Love Island reviews aftercare policy following second suicide
The death of Mike Thalassitis, aka 'Muggy Mike', marks the second suicide of contestants from ITV2's popular reality show Love Island.
Love Island released a statement promising improvements to monitoring welfare of contestants following heavy criticism after another contestant was found dead.
Mike Thalassitis, 26, was found dead in a North London park where he committed suicide on Friday 15 March 2019. His death follows just days after the passing of his grandmother, who he lived with and cared for in the months leading up to her death. Thalassitis also lost a friend at Christmas and was allegedly struggling with depression.
Fellow contestants and celebrity friends took to social media to share their condolences after hearing the news, encouraging people to speak out if they are struggling with mental health.
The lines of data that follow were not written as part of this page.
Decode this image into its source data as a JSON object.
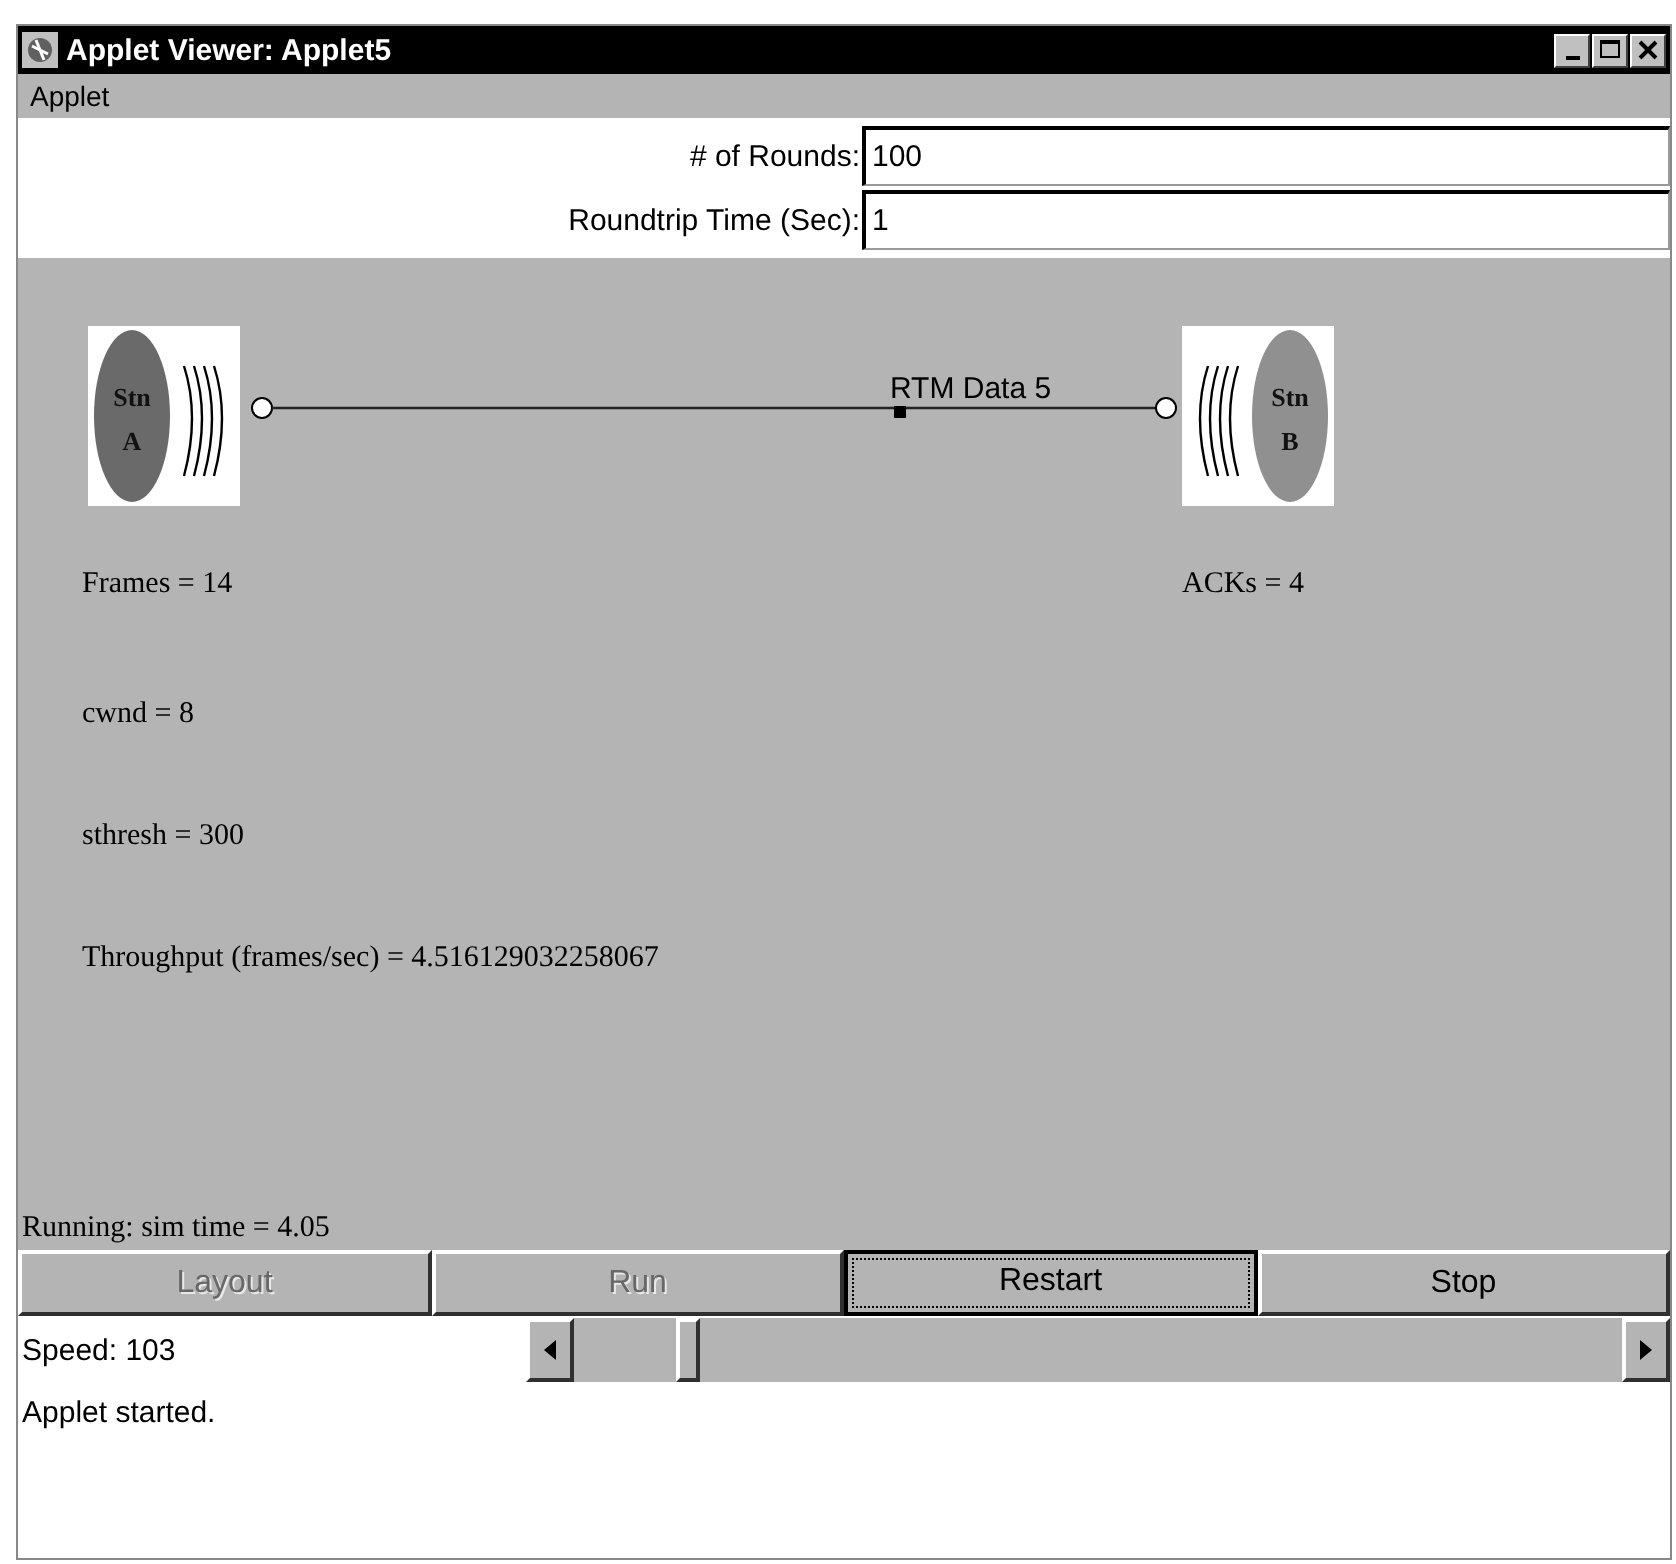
{
  "window": {
    "title": "Applet Viewer: Applet5"
  },
  "menu": [
    "Applet"
  ],
  "fields": [
    {
      "label": "# of Rounds:",
      "value": "100"
    },
    {
      "label": "Roundtrip Time (Sec):",
      "value": "1"
    }
  ],
  "simulation": {
    "stations": [
      {
        "line1": "Stn",
        "line2": "A"
      },
      {
        "line1": "Stn",
        "line2": "B"
      }
    ],
    "packet_label": "RTM Data 5",
    "frames": "Frames = 14",
    "acks": "ACKs = 4",
    "stats": [
      "cwnd = 8",
      "sthresh = 300",
      "Throughput (frames/sec) = 4.516129032258067"
    ],
    "status": "Running: sim time = 4.05"
  },
  "buttons": [
    {
      "label": "Layout",
      "disabled": true,
      "focused": false
    },
    {
      "label": "Run",
      "disabled": true,
      "focused": false
    },
    {
      "label": "Restart",
      "disabled": false,
      "focused": true
    },
    {
      "label": "Stop",
      "disabled": false,
      "focused": false
    }
  ],
  "speed": {
    "label": "Speed: 103",
    "level": 0.1
  },
  "status_bar": "Applet started."
}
His name wasn’t Muggy Mike. Please stop brandishing that. His name was Mike Thalassitis, and every inch of my heart goes out to his family & friends. A good guy, taken far, far to soon. ?
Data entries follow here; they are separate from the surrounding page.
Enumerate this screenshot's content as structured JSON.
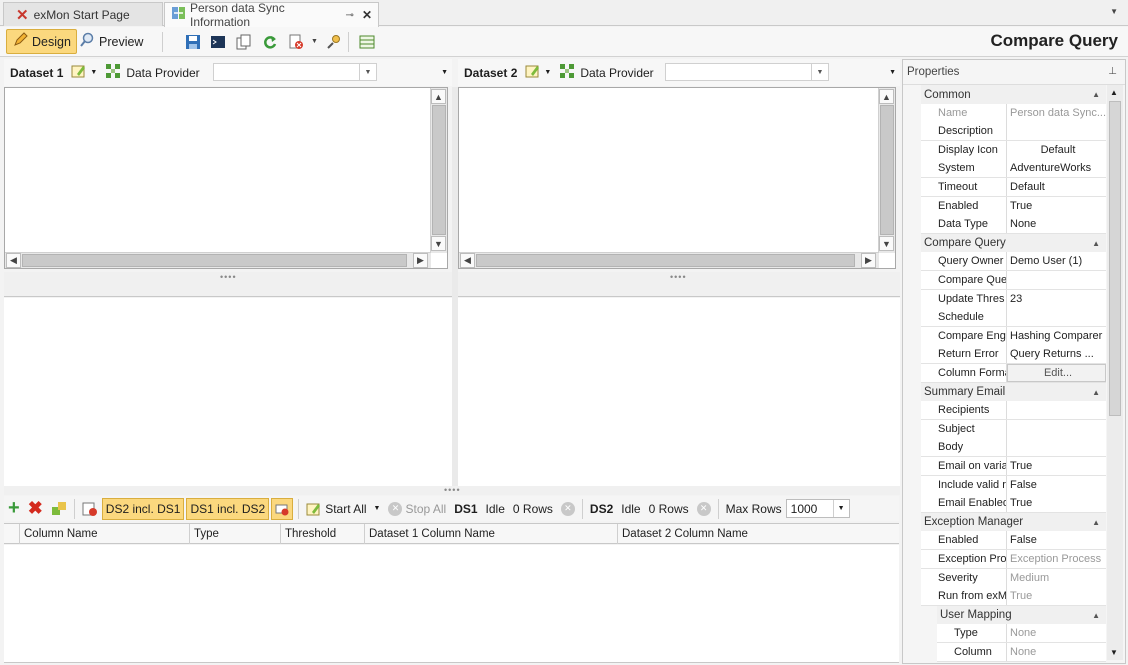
{
  "tabs": [
    {
      "label": "exMon Start Page"
    },
    {
      "label": "Person data Sync Information",
      "pin": "⊸",
      "close": "✕"
    }
  ],
  "toolbar": {
    "design_label": "Design",
    "preview_label": "Preview",
    "title": "Compare Query"
  },
  "dataset1": {
    "title": "Dataset 1",
    "provider_label": "Data Provider",
    "provider_value": ""
  },
  "dataset2": {
    "title": "Dataset 2",
    "provider_label": "Data Provider",
    "provider_value": ""
  },
  "bottom_toolbar": {
    "ds2_incl_ds1": "DS2 incl. DS1",
    "ds1_incl_ds2": "DS1 incl. DS2",
    "start_all": "Start All",
    "stop_all": "Stop All",
    "ds1_label": "DS1",
    "ds1_status": "Idle",
    "ds1_rows": "0 Rows",
    "ds2_label": "DS2",
    "ds2_status": "Idle",
    "ds2_rows": "0 Rows",
    "max_rows_label": "Max Rows",
    "max_rows_value": "1000"
  },
  "columns": [
    "Column Name",
    "Type",
    "Threshold",
    "Dataset 1 Column Name",
    "Dataset 2 Column Name"
  ],
  "properties": {
    "title": "Properties",
    "common": {
      "label": "Common",
      "rows": [
        {
          "k": "Name",
          "v": "Person data Sync..."
        },
        {
          "k": "Description",
          "v": ""
        },
        {
          "k": "Display Icon",
          "v": "Default"
        },
        {
          "k": "System",
          "v": "AdventureWorks"
        },
        {
          "k": "Timeout",
          "v": "Default"
        },
        {
          "k": "Enabled",
          "v": "True"
        },
        {
          "k": "Data Type",
          "v": "None"
        }
      ]
    },
    "compare_query": {
      "label": "Compare Query",
      "rows": [
        {
          "k": "Query Owner",
          "v": "Demo User (1)"
        },
        {
          "k": "Compare Que",
          "v": ""
        },
        {
          "k": "Update Thres",
          "v": "23"
        },
        {
          "k": "Schedule",
          "v": ""
        },
        {
          "k": "Compare Engi",
          "v": "Hashing Comparer"
        },
        {
          "k": "Return Error",
          "v": "Query Returns ..."
        },
        {
          "k": "Column Forma",
          "v": "Edit..."
        }
      ]
    },
    "summary_email": {
      "label": "Summary Email",
      "rows": [
        {
          "k": "Recipients",
          "v": ""
        },
        {
          "k": "Subject",
          "v": ""
        },
        {
          "k": "Body",
          "v": ""
        },
        {
          "k": "Email on varia",
          "v": "True"
        },
        {
          "k": "Include valid r",
          "v": "False"
        },
        {
          "k": "Email Enabled",
          "v": "True"
        }
      ]
    },
    "exception_manager": {
      "label": "Exception Manager",
      "rows": [
        {
          "k": "Enabled",
          "v": "False"
        },
        {
          "k": "Exception Pro",
          "v": "Exception Process"
        },
        {
          "k": "Severity",
          "v": "Medium"
        },
        {
          "k": "Run from exM",
          "v": "True"
        }
      ]
    },
    "user_mapping": {
      "label": "User Mapping",
      "rows": [
        {
          "k": "Type",
          "v": "None"
        },
        {
          "k": "Column",
          "v": "None"
        }
      ]
    }
  }
}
— Chris Hughes (@chrishughes_22) March 16, 2019
I can not stress this enough. Life is tough for everyone and if you are going through a down patch please please talk to someone. I know personally it’s hard to open up but it’s the best thing you can do.
— Mario Falcone (@Mario_Falcone) March 16, 2019
Sophie Gradon, 32, was a contestant on the second series of Love Island and died in June 2018 (although her parents are leading an inquiry into her death as they dispute suicide allegations). Her death led her boyfriend, overcome with grief, to take his own life in the weeks after she passed.
The changes to the Love Island aftercare regime include therapy offered 'to all contestants and not only those who reach out', training Islanders around 'social media and financial management', and 'proactively' checking in with contestants on a regular basis.
Fame has a different impact on different people, and it is not surprising that the intense conditions of the reality show can cause psychological distress. But it is not just the rich and famous who suffer—mental health illnesses do not discriminate.